Le scuole stanno utilizzando su Sidi (Sistema informativo dell’istruzione) un nuovo strumento predisposto dal Miur, sulla base di una sperimentazione svolta dai 28 ambiti della Regione Campania lo scorso anno scolastico, per la predisposizione del Ptof e avranno tempo fino all’inizio delle iscrizioni all’anno scolastico 2019/20. Non si tratta dell’ennesima “novità” i cui esiti sono destinati a portare frutto in un tempo al di là da venire. Innanzitutto l’utilizzo dello strumento è del tutto volontaria e, si sa, quando una proposta è libera, chi aderisce lo fa perché desidera mettersi in gioco per uno scopo che riconosce significativo e, comunque, “l’uomo s’impegna maggiormente quando prova con soddisfazione a svolgere un compito con competenza” (White).

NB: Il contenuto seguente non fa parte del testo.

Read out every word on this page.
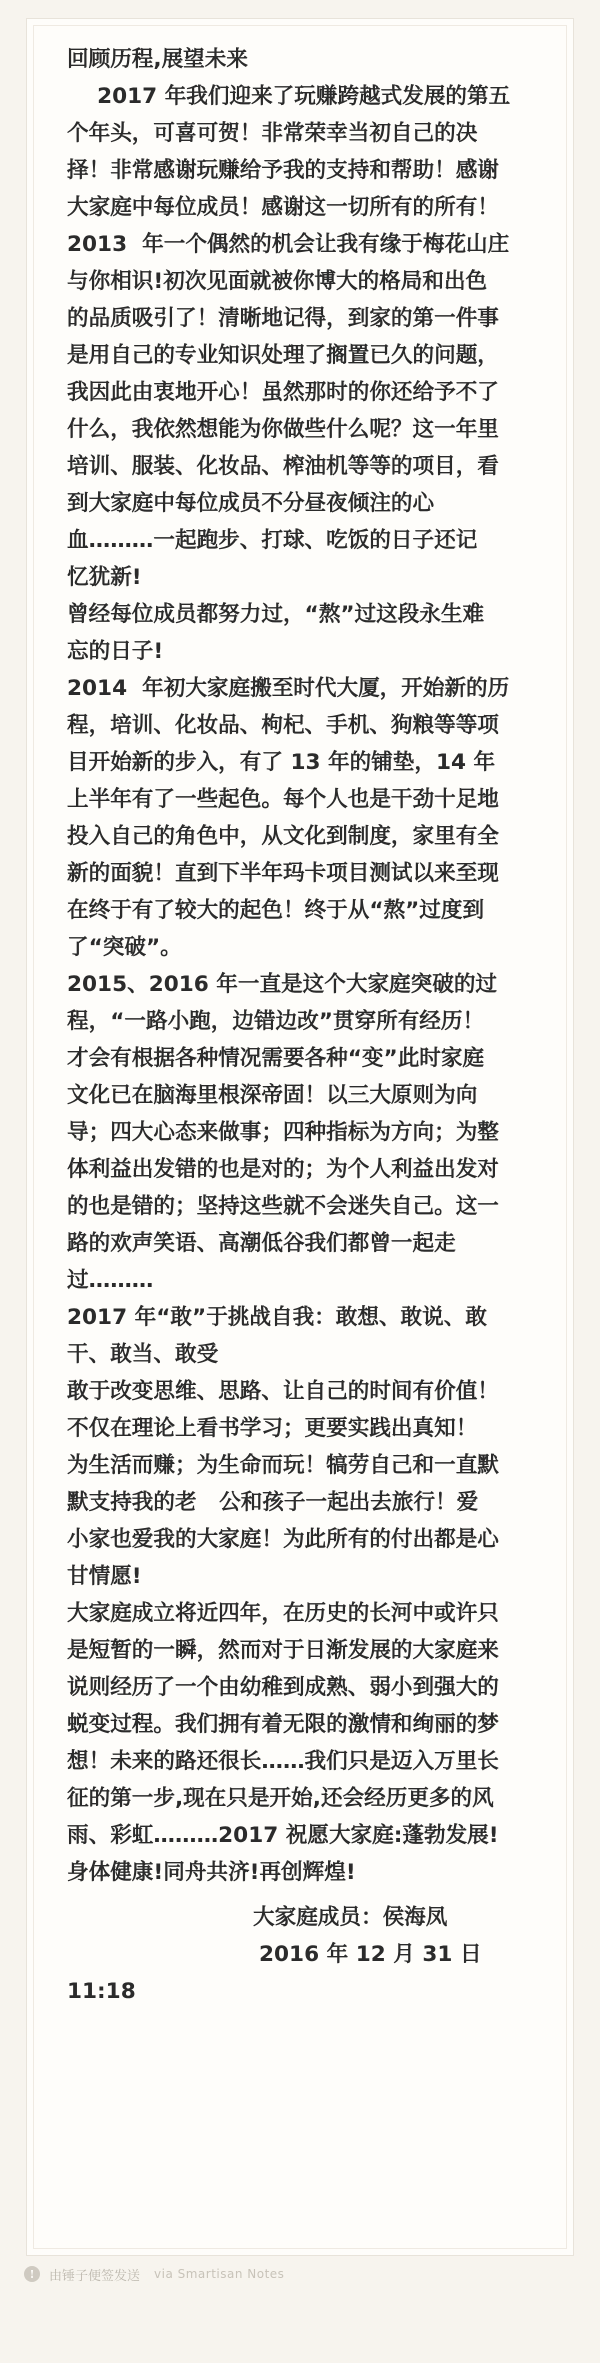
回顾历程,展望未来
2017 年我们迎来了玩赚跨越式发展的第五
个年头，可喜可贺！非常荣幸当初自己的决
择！非常感谢玩赚给予我的支持和帮助！感谢
大家庭中每位成员！感谢这一切所有的所有！
2013  年一个偶然的机会让我有缘于梅花山庄
与你相识!初次见面就被你博大的格局和出色
的品质吸引了！清晰地记得，到家的第一件事
是用自己的专业知识处理了搁置已久的问题，
我因此由衷地开心！虽然那时的你还给予不了
什么，我依然想能为你做些什么呢？这一年里
培训、服装、化妆品、榨油机等等的项目，看
到大家庭中每位成员不分昼夜倾注的心
血………一起跑步、打球、吃饭的日子还记
忆犹新!
曾经每位成员都努力过，“熬”过这段永生难
忘的日子!
2014  年初大家庭搬至时代大厦，开始新的历
程，培训、化妆品、枸杞、手机、狗粮等等项
目开始新的步入，有了 13 年的铺垫，14 年
上半年有了一些起色。每个人也是干劲十足地
投入自己的角色中，从文化到制度，家里有全
新的面貌！直到下半年玛卡项目测试以来至现
在终于有了较大的起色！终于从“熬”过度到
了“突破”。
2015、2016 年一直是这个大家庭突破的过
程，“一路小跑，边错边改”贯穿所有经历！
才会有根据各种情况需要各种“变”此时家庭
文化已在脑海里根深帝固！以三大原则为向
导；四大心态来做事；四种指标为方向；为整
体利益出发错的也是对的；为个人利益出发对
的也是错的；坚持这些就不会迷失自己。这一
路的欢声笑语、高潮低谷我们都曾一起走
过………
2017 年“敢”于挑战自我：敢想、敢说、敢
干、敢当、敢受
敢于改变思维、思路、让自己的时间有价值！
不仅在理论上看书学习；更要实践出真知！
为生活而赚；为生命而玩！犒劳自己和一直默
默支持我的老   公和孩子一起出去旅行！爱
小家也爱我的大家庭！为此所有的付出都是心
甘情愿!
大家庭成立将近四年，在历史的长河中或许只
是短暂的一瞬，然而对于日渐发展的大家庭来
说则经历了一个由幼稚到成熟、弱小到强大的
蜕变过程。我们拥有着无限的激情和绚丽的梦
想！未来的路还很长……我们只是迈入万里长
征的第一步,现在只是开始,还会经历更多的风
雨、彩虹………2017 祝愿大家庭:蓬勃发展!
身体健康!同舟共济!再创辉煌!
大家庭成员：侯海凤
2016 年 12 月 31 日
11:18
!	由锤子便签发送 via Smartisan Notes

Ma c’è di più. Questo strumento è, anche, l’esito di un percorso di riflessione della scuola italiana su se stessa che si sta svolgendo con il supporto del Servizio nazionale di valutazione, il quale, ottemperando al suo compito istituzionale, può contare su “gente” appassionata. La logica riflessiva è alla base di tale percorso. Esso ha la finalità di rendere maggiormente consapevoli le scuole e i suoi protagonisti che ciò che si fa ha un fine (far crescere, istruire e educare le giovani generazioni) e postula una strada, “collegiale”, decisa insieme, condivisa e poi percorsa. Magari piccola, semplice, ma “pensata” da chi deve percorrerla e ne porta la responsabilità, per sé e per coloro che camminano insieme.
Anche nello specifico del Ptof si tratta di avvalersi della logica di sistema che utilizza gli strumenti come specchi per rendere più chiara, nell’ottica dell’impatto sociale, l’offerta formativa delle scuole.
A raccontare questa storia tornano particolarmente utili le citazioni (e le immagini) che l’Snv utilizza sul suo sito istituzionale. Esse innanzitutto aiutano a riflettere sulla differenza che esiste tra misurare e valutare: “Solo ciò che è misurabile è migliorabile” (T.S. Kuhn) cui fa da contraltare, subito, la citazione di Albert Einstein “Non tutto ciò che può essere contato conta e non tutto ciò che conta può essere contato”.
Viene subito in mente che, quando si tratta di scuola e di alunni e di ciò che apprendono e degli esiti che dovrebbero raggiungere, le due dimensioni, del misurare e del valutare, non sono in se stesse singolarmente esaustive ma hanno necessità di integrarsi attraverso una riflessione attenta non solo dei singoli ma di tutta la comunità. Par di vedere, allora, la “gente di scuola” rivolgersi agli “interlocutori ministeriali” e dir con Dante: “Or tu chi se’, che vuo’ sedere a scranna, per giudicar di lungi mille miglia con la veduta corta d’una spanna?” (Paradiso, XIX, 79-81). Ed essi rispondere che una valutazione accorta si fa con dati di fatto… ma la “gente di scuola” ribatte, con Pirandello: “Dati di fatto, dite voi. E vorreste desumerne la mia realtà? Ma questi stessi dati che per sé non dicono nulla, credete che importino una valutazione uguale per tutti? E quand’anche mi rappresentassero intero e preciso, dove mi rappresenterebbero? In quale realtà?” (Uno, nessuno e centomila). Giusto, verrebbe da dire. Ma anche no. Perché, continua la storia, “La scuola non sempre dispone di strumenti per riflettersi e riflettere su se stessa […] Dove sono i nostri specchi?” (E. W. Eisner, The Educational Imagination).
Ecco, dunque, il Rav, il Pdm e, oggi, il nuovo Ptof vogliono essere questi specchi, questi strumenti. Perché utilizzare gli stessi strumenti consente di effettuare quella “mossa riflessiva” – per dirla con Cerini – che si gioca nella partita di un sistema scolastico, il nostro, che vuole uscire dalla parcellizzazione e dalla solitudine per “narrarsi” al mondo. Per dare consapevolezza al suo agire.
C’è di più. Se, nella scuola, sono le persone ad agire e a narrare, esse narrano ed agiscono “con” e “per” le persone, non per il sistema. Con ogni evidenza, una bella impresa.